CodePudding user response:
I did a quick test with a few different methods of looping the array and measured the timings:
huge_array = Array.new(10000000){rand(1..1000)}
a = Time.now
string_array = huge_array.map{|x| x.to_s}
b = Time.now
puts b-a
Same with:
sa = []
huge_array.each do |x|
sa << x.to_s
end
and
sa = []
huge_array.each_slice(3000) do |batch|
batch.each do |x|
sa << x.to_s
end
end
No idea what you are converting so I did a bit of simple int to string.
Timings
Map: 1.7
Each: 2.3
Slice: 3.2
So apparently your slice overhead makes things slower. Map seems to be the fastest (which is internally just a for loop but with a non-dynamic length array as output). The <<
seems to slow things down a bit.
So if each object needs an individual converting you are stuck with O(n) complexity and can't speed things up by a lot. Just avaid overhead.

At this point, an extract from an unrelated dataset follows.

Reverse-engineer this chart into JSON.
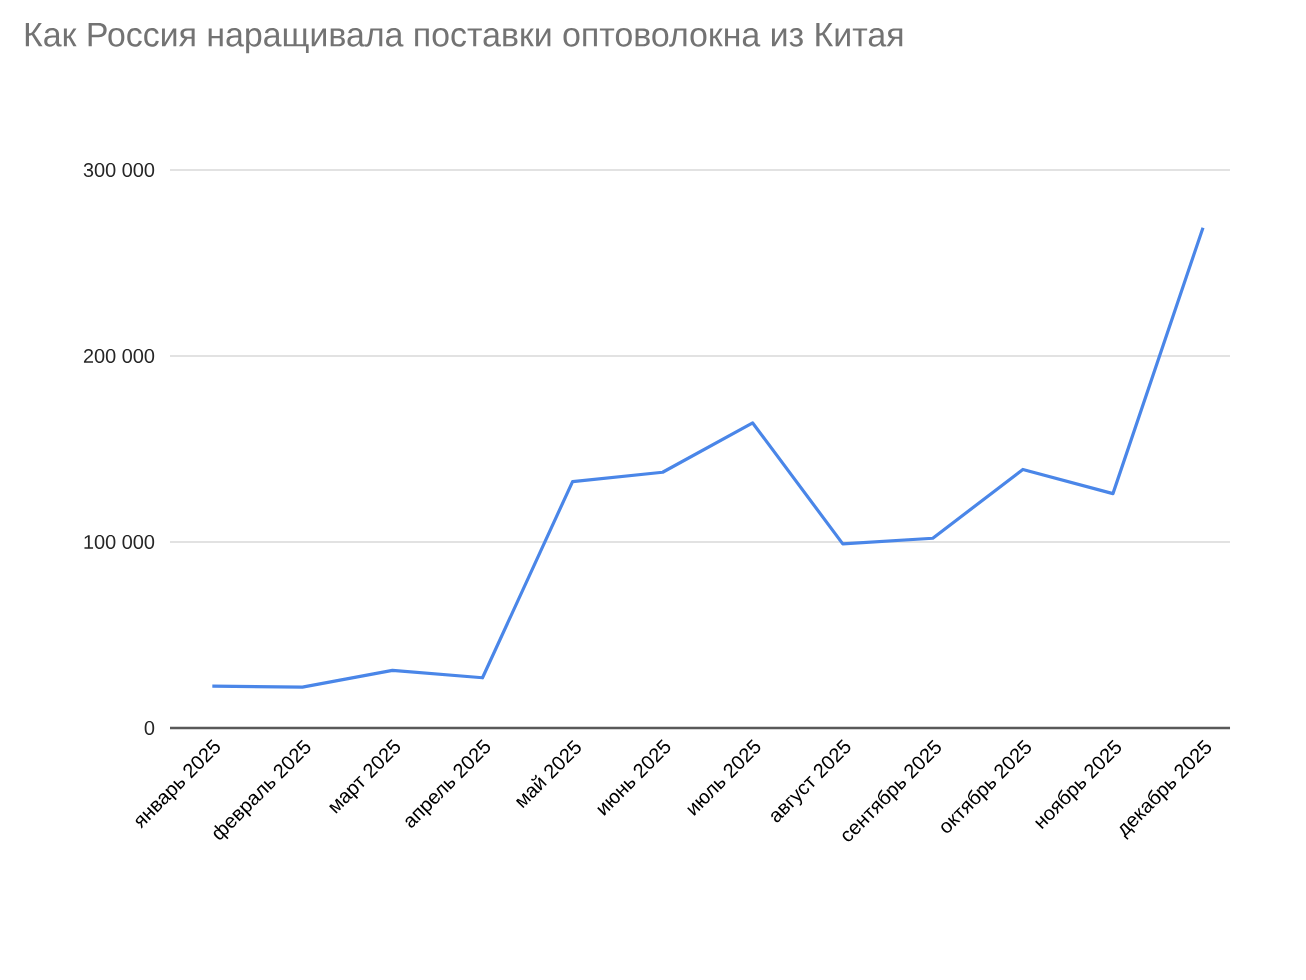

Depending on your data, sorting and exploiting caching effects might help or avoiding duplicates if you have a lot of identical data but we have no way to know if we don't know your actual conversions.
CodePudding user response:
I would treat each slice in its own thread:
huge_array.each_slice(3000) do |batch|
Thread.new do
batch.each do |object_type_1|
expected_objects_of_type_2 << NewType2.new(object_type_1)
end
end
end
Then you have to wait for the threads to terminate using join
. They should be accumulated in an array and joined.